The free classes are offered in addition to the studio's regularly scheduled classes, which are only open to existing Ms. Melinda's students. Virtual classes are offered four days a week right now, with six days of classes as the future goal. Tamm says they’ll be offering a range of different dance styles, all taught by the studio’s regular instructors. Classes are free and accessible through a private link, sent to students once the registration process is completed. Tamm says they opted out of using Facebook Live or other public apps in order to limit interference and create a more focused digital classroom environment.

“We want to stay actively engaged with our dance community, but without using those public platforms,” she explained. “When you’re public, it degrades the quality of the interactions.”

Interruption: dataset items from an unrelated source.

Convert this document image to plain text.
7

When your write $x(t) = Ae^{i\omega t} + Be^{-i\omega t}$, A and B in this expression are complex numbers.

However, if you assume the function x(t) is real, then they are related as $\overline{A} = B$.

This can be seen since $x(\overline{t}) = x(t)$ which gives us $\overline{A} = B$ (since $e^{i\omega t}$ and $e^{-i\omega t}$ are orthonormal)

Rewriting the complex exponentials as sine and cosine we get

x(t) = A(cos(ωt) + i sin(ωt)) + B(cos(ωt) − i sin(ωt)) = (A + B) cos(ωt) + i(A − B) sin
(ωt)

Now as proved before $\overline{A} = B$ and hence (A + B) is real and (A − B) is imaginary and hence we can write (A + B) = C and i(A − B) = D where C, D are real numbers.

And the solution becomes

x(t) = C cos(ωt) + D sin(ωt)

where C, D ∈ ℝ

Tamm says dancing is about more than just learning steps and moves; they’re meant to engage the mind and help create a sense of well-being.

“It’s a step out of reality for a little bit,” she explained. “Whether in the classroom, or now in the virtual classroom, it’s time for them to focus on one thing. Right now, so many of us are engaging with our computer screens. This is a chance to get our blood flowing and connect our minds with our bodies and getting us to focus on a different aspect of who we are as people.”

Tamm says, in a time when so many people are facing financial uncertainty, the studio wanted to offer families free activities to do together, while keeping the dance community connected.

“It’s about our dancers, and their families and their friends, and all of us doing this together,” Tamm said. “At the end of this, we’re going to become a stronger community of people.”